The swift fruit bat (Thoopterus nigrescens) is a species of megabat in the family Pteropodidae.

==Taxonomy==
The swift fruit bat was initially described in 1870 by British zoologist John Edward Gray. He placed it in the genus Cynopterus, with a name of Cynopterus marginatus var. nigrescens. The type specimen had been collected on the Indonesian island of Morotai by Alfred Russel Wallace.

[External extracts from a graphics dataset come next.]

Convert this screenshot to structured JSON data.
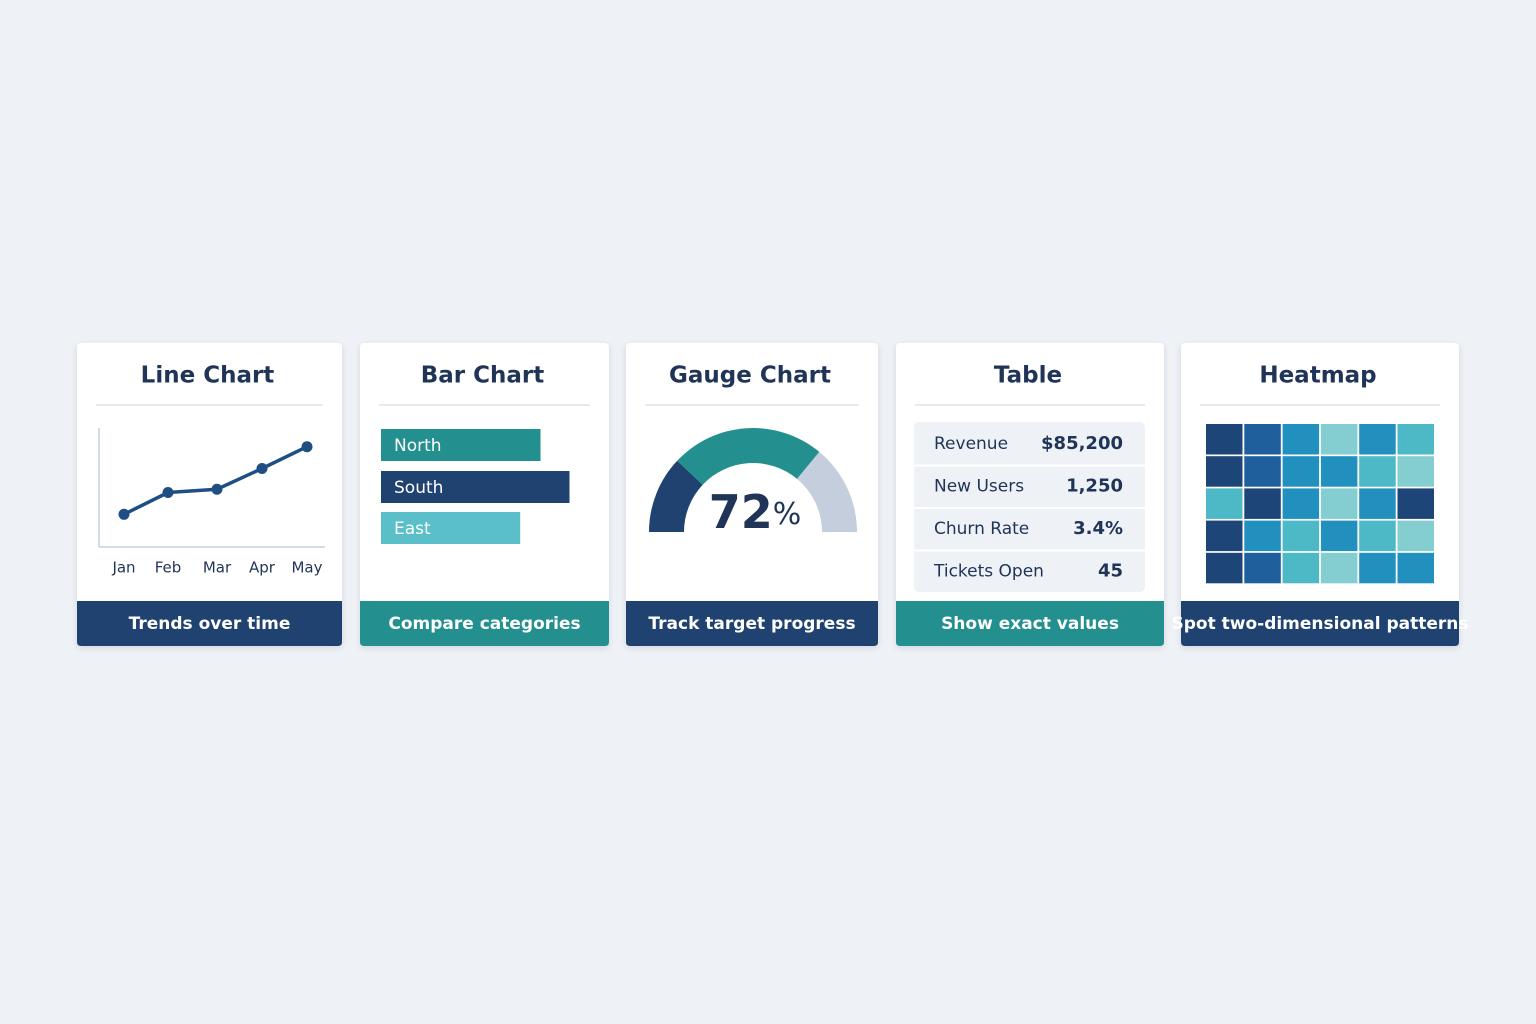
{
  "chart_data": [
    {
      "type": "line",
      "title": "Line Chart",
      "categories": [
        "Jan",
        "Feb",
        "Mar",
        "Apr",
        "May"
      ],
      "values": [
        30,
        50,
        53,
        72,
        92
      ],
      "ylim": [
        0,
        100
      ],
      "color": "#1f4e82",
      "caption": "Trends over time",
      "caption_color": "#1f4270"
    },
    {
      "type": "bar",
      "orientation": "horizontal",
      "title": "Bar Chart",
      "categories": [
        "North",
        "South",
        "East"
      ],
      "values": [
        55,
        65,
        48
      ],
      "xlim": [
        0,
        100
      ],
      "colors": [
        "#23908f",
        "#1f4270",
        "#5bbfca"
      ],
      "caption": "Compare categories",
      "caption_color": "#23908f"
    },
    {
      "type": "gauge",
      "title": "Gauge Chart",
      "values": [
        72
      ],
      "value_labels": [
        "72%"
      ],
      "ylim": [
        0,
        100
      ],
      "colors": [
        "#1f4270",
        "#23908f"
      ],
      "track_color": "#c5cedd",
      "caption": "Track target progress",
      "caption_color": "#1f4270"
    },
    {
      "type": "table",
      "title": "Table",
      "rows": [
        [
          "Revenue",
          "$85,200"
        ],
        [
          "New Users",
          "1,250"
        ],
        [
          "Churn Rate",
          "3.4%"
        ],
        [
          "Tickets Open",
          "45"
        ]
      ],
      "caption": "Show exact values",
      "caption_color": "#23908f"
    },
    {
      "type": "heatmap",
      "title": "Heatmap",
      "values": [
        [
          5,
          4,
          3,
          1,
          3,
          2
        ],
        [
          5,
          4,
          3,
          3,
          2,
          1
        ],
        [
          2,
          5,
          3,
          1,
          3,
          5
        ],
        [
          5,
          3,
          2,
          3,
          2,
          1
        ],
        [
          5,
          4,
          2,
          1,
          3,
          3
        ]
      ],
      "zlim": [
        1,
        5
      ],
      "colorscale": [
        "#84cdd0",
        "#4db8c6",
        "#2190bf",
        "#1e5f9c",
        "#1d4578"
      ],
      "caption": "Spot two-dimensional patterns",
      "caption_color": "#1f4270"
    }
  ]
}
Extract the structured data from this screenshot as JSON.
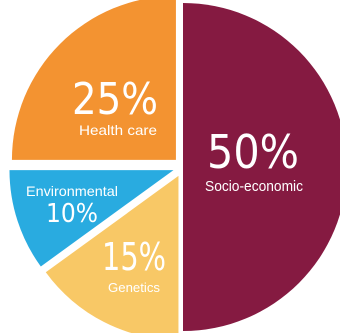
{
  "chart_data": {
    "type": "pie",
    "unit": "%",
    "slices": [
      {
        "key": "socio",
        "label": "Socio-economic",
        "value": 50,
        "value_label": "50%",
        "color": "#851a41",
        "exploded": false
      },
      {
        "key": "genetics",
        "label": "Genetics",
        "value": 15,
        "value_label": "15%",
        "color": "#f8c866",
        "exploded": true
      },
      {
        "key": "environmental",
        "label": "Environmental",
        "value": 10,
        "value_label": "10%",
        "color": "#29abe0",
        "exploded": true
      },
      {
        "key": "health",
        "label": "Health care",
        "value": 25,
        "value_label": "25%",
        "color": "#f39331",
        "exploded": true
      }
    ]
  }
}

In 1899, German zoologist Paul Matschie created the subgenus Thoopterus within Cynopterus, into which he placed Cynopterus nigrescens. By 1912, Danish mammalogist Knud Andersen classified Thoopterus as a full genus, with T. nigrescens as the type species.

==Description==
The combined length of the head and body is 94-109 mm, with a forearm length of 70-82 mm. Individuals weigh about 67-99 g. The fur is grayish-brown.

==Range and habitat==
The swift fruit bat is endemic to Indonesia, where it is found on the following islands: Sulawesi, Buton, Mangole, Wawonii, the Talaud and Sangihe archipelagos, and likely Morotai. It is found at elevations between 0-2400 m above sea level. It seems to prefer intact forests, though will also utilize disturbed forests.